Have you changed your LinkedIn password yet? As we wrote yesterday, the popular social network for professionals has been through a major data breach. To sum it up, 167 million compromised accounts, of which 117 million credentials with hashed passwords were up for sale on the Dark Web.
Read more about LinkedIn’s major data breach
LinkedIn’s Data Breach 49 Weakest Passwords
Leaked passwords were hashed with the SHA1 algorithm. The widely used secure hash algorithm has been the center of controversy, as more and more security researchers revealed its weaknesses throughout the past years.
As pointed out by both experts and advanced users, one of LinkedIn’s primary mistakes – not salting the passwords when the 2012 data breach was disclosed. What does salting mean? Adding “salt” to a password means adding random buffer bits to the encrypted data, making it harder to crack.
LeakedSource has already released a list of passwords that they succeeded to crack. They even published the top 49 most used passwords. It’s obvious that the frequency of data breaches hasn’t improved users’ password habits. Among the top passwords are “combinations” such as “123456”, “12345678”, and obvious choices like “linkedin”, “qwerty” and “password”.

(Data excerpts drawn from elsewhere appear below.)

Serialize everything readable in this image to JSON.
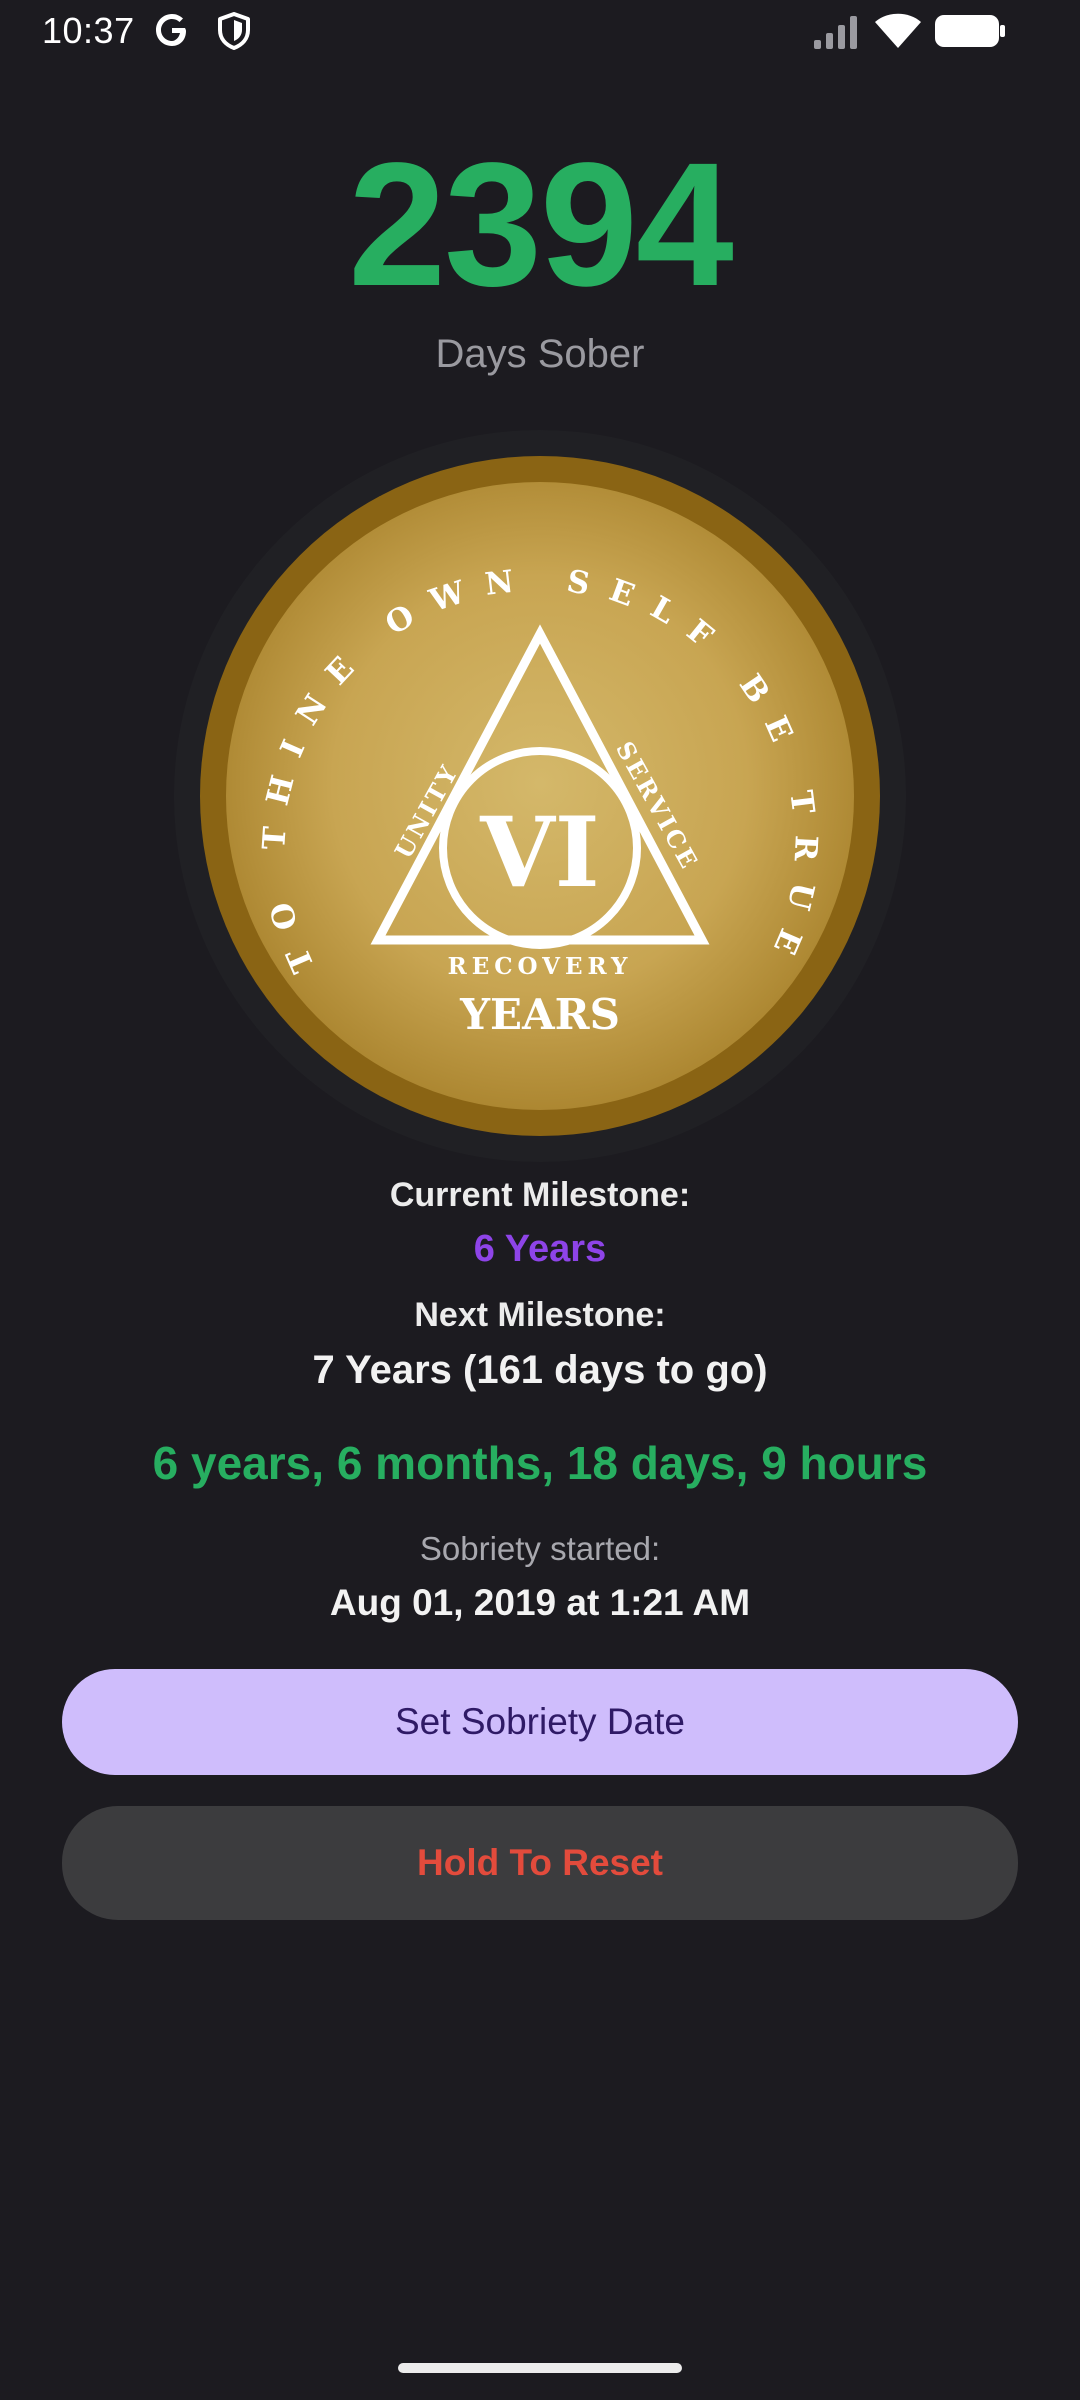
{
  "status_bar": {
    "time": "10:37",
    "icons": [
      "google-icon",
      "shield-icon",
      "signal-icon",
      "wifi-icon",
      "battery-icon"
    ]
  },
  "counter": {
    "days": "2394",
    "label": "Days Sober"
  },
  "medallion": {
    "motto": "TO THINE OWN SELF BE TRUE",
    "left_side": "UNITY",
    "right_side": "SERVICE",
    "bottom_side": "RECOVERY",
    "numeral": "VI",
    "years_label": "YEARS",
    "colors": {
      "rim": "#8a6414",
      "face": "#c8a552",
      "text": "#ffffff"
    }
  },
  "milestones": {
    "current_label": "Current Milestone:",
    "current_value": "6 Years",
    "next_label": "Next Milestone:",
    "next_value": "7 Years (161 days to go)"
  },
  "duration": "6 years, 6 months, 18 days, 9 hours",
  "started": {
    "label": "Sobriety started:",
    "value": "Aug 01, 2019 at 1:21 AM"
  },
  "buttons": {
    "set_date": "Set Sobriety Date",
    "reset": "Hold To Reset"
  },
  "colors": {
    "accent_green": "#27ae60",
    "accent_purple": "#8e44e8",
    "button_primary": "#cfbdfc",
    "reset_red": "#e34b3c",
    "background": "#1c1b20"
  }
}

Here’s the full list of released passwords:
In addition, LinkedIn has made a statement saying that:
We have demanded that parties cease making stolen password data available and will evaluate potential legal action if they fail to comply. In the meantime, we are using automated tools to attempt to identify and block any suspicious activity that might occur on affected accounts.
What should I Do to Secure My Passwords?
Option 1: Use a Password Manager
The average password manager would install itself as a browser plug-in and take care of password capture.
How will it work? When you log in to a secure website (HTTPS), the password manager would offer to save your logins. When you come back to that page, the manager will automatically fill in your credentials, and sometimes web forms. Most password managers offer a browser-toolbar menu of all saved logins to make it easier to log in to saved sites.
However, password managers are applications, and applications can be hacked as well. Nothing is completely secure nowadays. So we get to option 2.
Option 2: Improve Your Habits
Perhaps the best way to secure your passwords is the most obvious one – change your passwords frequently and use combinations of letters, numbers, symbols, and upper cases. Complex and long passwords make it difficult for attackers to carry out bruteforcing attacks.
Also, if your credentials have been compromised in a data breach, don’t recycle your old password. Make sure to create brand new passwords, following the tips above. You can check your passwords’ strenght via websites such as PasswordMeter.